Naturally, it’s in a company’s best interests to know whether or not the people it plans on adding to its staff have criminal histories. After all, people aren’t always truthful on both their resumés and during their job interviews. As Alysha Feasby of Canadian HR Reporterreveals, “a 2015 survey by CareerBuilder Canada that found 49 per cent of more than 400 hiring managers have caught a lie on a job applicant’s resumé.”
There are three types of criminal background checks.
In order to properly screen job candidates before offering employment, employers may conduct police record checks, police information checks and/or vulnerable sector record checks.
Police record checks determine whether or not a candidate has a criminal record. It’s a search based on an applicant’s name as well as any aliases he/she may have, date of birth and gender.
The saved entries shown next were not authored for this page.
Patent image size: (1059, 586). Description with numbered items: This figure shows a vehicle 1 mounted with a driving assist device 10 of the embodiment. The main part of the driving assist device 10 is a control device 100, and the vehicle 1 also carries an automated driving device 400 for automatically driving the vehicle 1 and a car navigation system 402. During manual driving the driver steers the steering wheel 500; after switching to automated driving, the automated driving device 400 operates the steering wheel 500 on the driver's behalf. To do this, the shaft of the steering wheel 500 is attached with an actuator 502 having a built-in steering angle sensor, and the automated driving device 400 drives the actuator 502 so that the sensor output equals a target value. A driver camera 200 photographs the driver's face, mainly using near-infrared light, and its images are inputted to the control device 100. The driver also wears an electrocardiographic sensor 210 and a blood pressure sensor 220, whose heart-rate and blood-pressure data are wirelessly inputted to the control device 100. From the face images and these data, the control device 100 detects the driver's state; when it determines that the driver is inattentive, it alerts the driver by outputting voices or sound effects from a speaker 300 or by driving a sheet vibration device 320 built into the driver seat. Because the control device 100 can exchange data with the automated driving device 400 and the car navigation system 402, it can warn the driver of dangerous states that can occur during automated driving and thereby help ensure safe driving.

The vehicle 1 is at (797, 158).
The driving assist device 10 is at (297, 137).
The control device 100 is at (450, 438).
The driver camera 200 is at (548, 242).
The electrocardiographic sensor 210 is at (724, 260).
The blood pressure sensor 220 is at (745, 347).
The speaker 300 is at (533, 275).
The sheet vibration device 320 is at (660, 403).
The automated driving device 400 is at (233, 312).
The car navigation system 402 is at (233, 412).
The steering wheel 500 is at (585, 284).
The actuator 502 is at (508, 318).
The check will uncover any information that is related to a person’s criminal convictions that have not been pardoned by the Royal Canadian Mounted Police (RCMP).
Police information checks, as explained by the RCMP on their website, are also known as police certificates, background checks, record checks or reference checks. An employer’s local police force must be contacted in order to have this check made. It reports on any suspect records, current convictions, pending charges, discharges, warrants and prohibitions a job candidate may have. These checks use the Police Information Portal.
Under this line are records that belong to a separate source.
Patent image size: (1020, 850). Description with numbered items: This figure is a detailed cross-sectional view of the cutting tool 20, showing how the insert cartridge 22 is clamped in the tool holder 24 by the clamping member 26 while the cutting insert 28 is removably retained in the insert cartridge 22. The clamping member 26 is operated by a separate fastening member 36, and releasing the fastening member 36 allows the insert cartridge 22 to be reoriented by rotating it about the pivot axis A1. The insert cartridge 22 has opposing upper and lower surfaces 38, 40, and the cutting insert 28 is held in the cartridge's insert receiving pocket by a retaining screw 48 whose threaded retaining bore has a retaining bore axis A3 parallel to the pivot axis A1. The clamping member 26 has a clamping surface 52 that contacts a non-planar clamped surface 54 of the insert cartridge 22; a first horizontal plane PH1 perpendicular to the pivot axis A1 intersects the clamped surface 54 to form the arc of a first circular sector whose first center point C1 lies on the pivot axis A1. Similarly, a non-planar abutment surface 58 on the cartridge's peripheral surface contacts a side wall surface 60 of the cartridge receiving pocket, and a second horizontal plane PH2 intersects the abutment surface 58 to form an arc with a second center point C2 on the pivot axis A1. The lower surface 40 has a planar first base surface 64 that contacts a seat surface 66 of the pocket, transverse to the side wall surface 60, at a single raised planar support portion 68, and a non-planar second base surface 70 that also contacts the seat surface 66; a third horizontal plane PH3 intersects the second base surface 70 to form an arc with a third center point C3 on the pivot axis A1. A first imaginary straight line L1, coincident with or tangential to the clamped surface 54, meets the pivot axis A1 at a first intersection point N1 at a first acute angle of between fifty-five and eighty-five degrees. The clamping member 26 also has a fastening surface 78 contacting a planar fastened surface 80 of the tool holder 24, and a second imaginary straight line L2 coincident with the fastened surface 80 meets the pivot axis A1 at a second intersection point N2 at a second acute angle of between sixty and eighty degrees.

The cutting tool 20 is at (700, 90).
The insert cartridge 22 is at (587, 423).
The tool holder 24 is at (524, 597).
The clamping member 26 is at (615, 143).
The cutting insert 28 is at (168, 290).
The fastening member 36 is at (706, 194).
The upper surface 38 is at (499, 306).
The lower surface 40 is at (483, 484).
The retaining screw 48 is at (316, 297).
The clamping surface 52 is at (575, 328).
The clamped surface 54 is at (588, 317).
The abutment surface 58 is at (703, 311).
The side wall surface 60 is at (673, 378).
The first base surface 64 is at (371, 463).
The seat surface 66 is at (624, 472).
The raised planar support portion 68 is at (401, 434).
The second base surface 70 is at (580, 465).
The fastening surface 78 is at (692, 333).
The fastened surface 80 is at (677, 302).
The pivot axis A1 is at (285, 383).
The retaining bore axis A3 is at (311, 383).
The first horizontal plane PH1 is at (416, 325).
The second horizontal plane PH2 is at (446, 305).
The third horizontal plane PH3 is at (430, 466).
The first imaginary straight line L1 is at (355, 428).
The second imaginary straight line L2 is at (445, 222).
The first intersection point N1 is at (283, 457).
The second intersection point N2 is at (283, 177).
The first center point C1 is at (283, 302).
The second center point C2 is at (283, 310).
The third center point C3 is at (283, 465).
Vulnerable sector record checks are generally conducted when a job position involves a new hire working with children. The objective of the check is to protect children from any potential harm from a person who shouldn’t be involved with them.
As described by investigations company, Profile, “the VSS check looks for any pardoned sexual offences. This must be conducted with a local police department, in the city in which the Applicant resides and is no longer available through your third party vendor.”
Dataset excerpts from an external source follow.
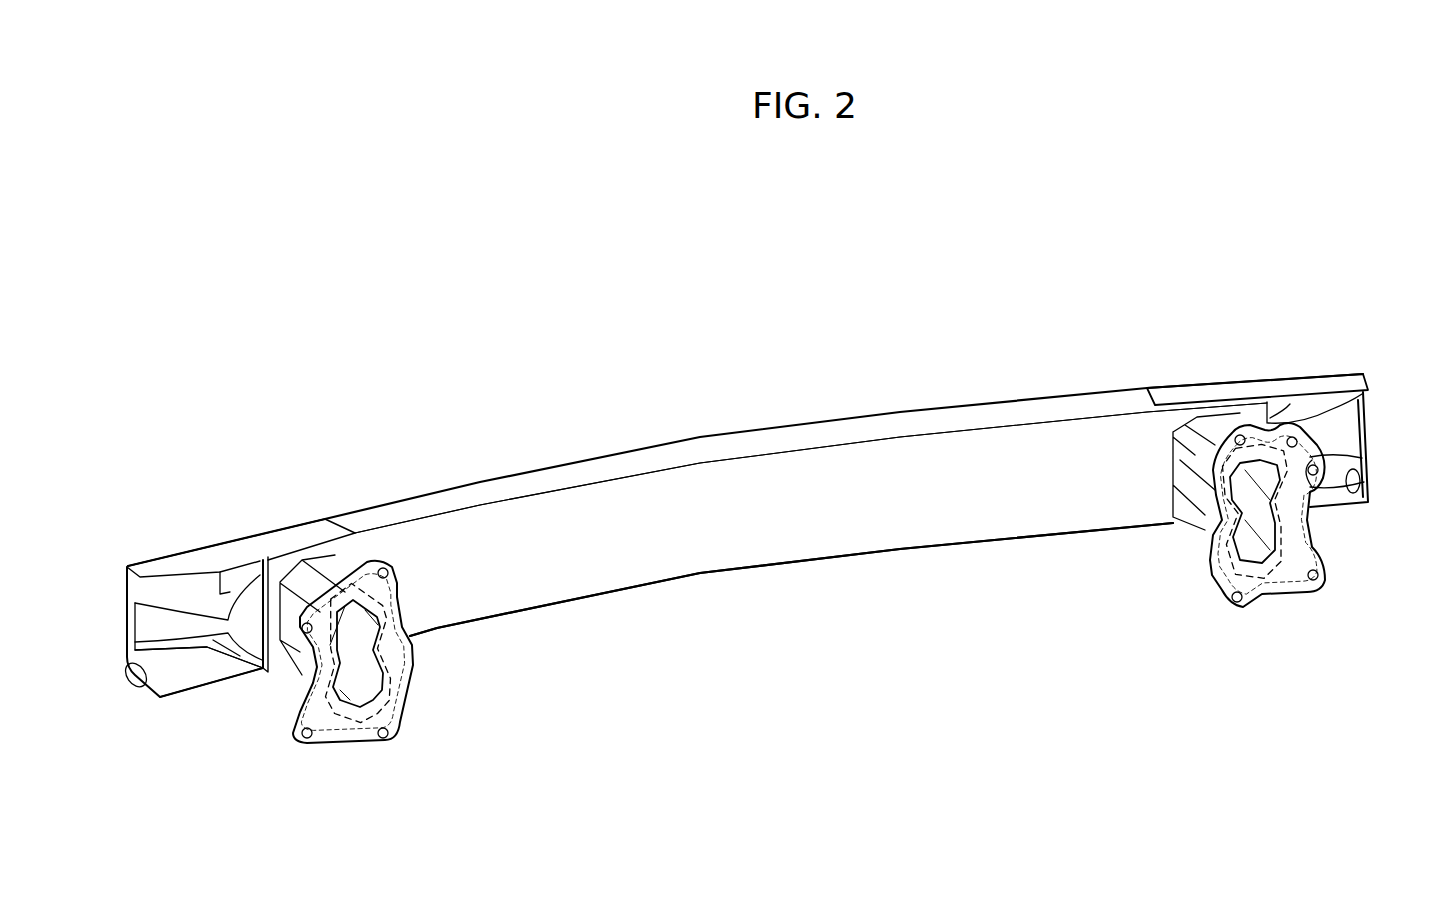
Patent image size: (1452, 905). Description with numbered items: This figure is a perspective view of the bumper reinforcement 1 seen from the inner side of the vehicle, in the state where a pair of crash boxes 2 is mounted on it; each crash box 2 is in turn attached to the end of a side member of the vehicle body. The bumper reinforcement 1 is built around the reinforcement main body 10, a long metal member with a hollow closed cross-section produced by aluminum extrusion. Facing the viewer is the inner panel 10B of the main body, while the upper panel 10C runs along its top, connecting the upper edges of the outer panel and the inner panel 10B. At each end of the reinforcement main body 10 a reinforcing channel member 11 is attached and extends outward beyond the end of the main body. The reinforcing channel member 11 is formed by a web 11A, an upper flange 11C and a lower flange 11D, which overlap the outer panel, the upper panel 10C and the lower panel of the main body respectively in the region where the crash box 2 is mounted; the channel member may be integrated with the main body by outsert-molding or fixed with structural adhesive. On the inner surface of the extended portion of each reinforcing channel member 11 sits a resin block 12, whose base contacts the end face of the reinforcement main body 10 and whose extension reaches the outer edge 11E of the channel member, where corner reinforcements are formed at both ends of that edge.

The bumper reinforcement 1 is at (786, 389).
The reinforcement main body 10 is at (625, 500).
The inner panel 10B is at (747, 548).
The upper panel 10C is at (945, 415).
The reinforcing channel member 11 is at (753, 531).
The web 11A is at (177, 650).
The upper flange 11C is at (278, 540).
The lower flange 11D is at (203, 678).
The outer edge 11E is at (118, 655).
The resin block 12 is at (152, 618).
The crash box 2 is at (362, 690).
Are criminal background checks mandatory?
As mentioned, such checks are in the best interests of the employer. It should go without saying that, while not mandatory, criminal background checks are incredibly important parts of the recruitment process. It is an employer’s responsibility to determine which of their candidates should be checked, if not all of them.
According to Feasby, “it is wise to review the criminal record of applicants who are interested in positions in the following sectors: health care, education, finance, HR, information technology, security and research and development. The following industries should also have vulnerable sector checks as a part of their screening process: education, health care, child care and sports team coaches.”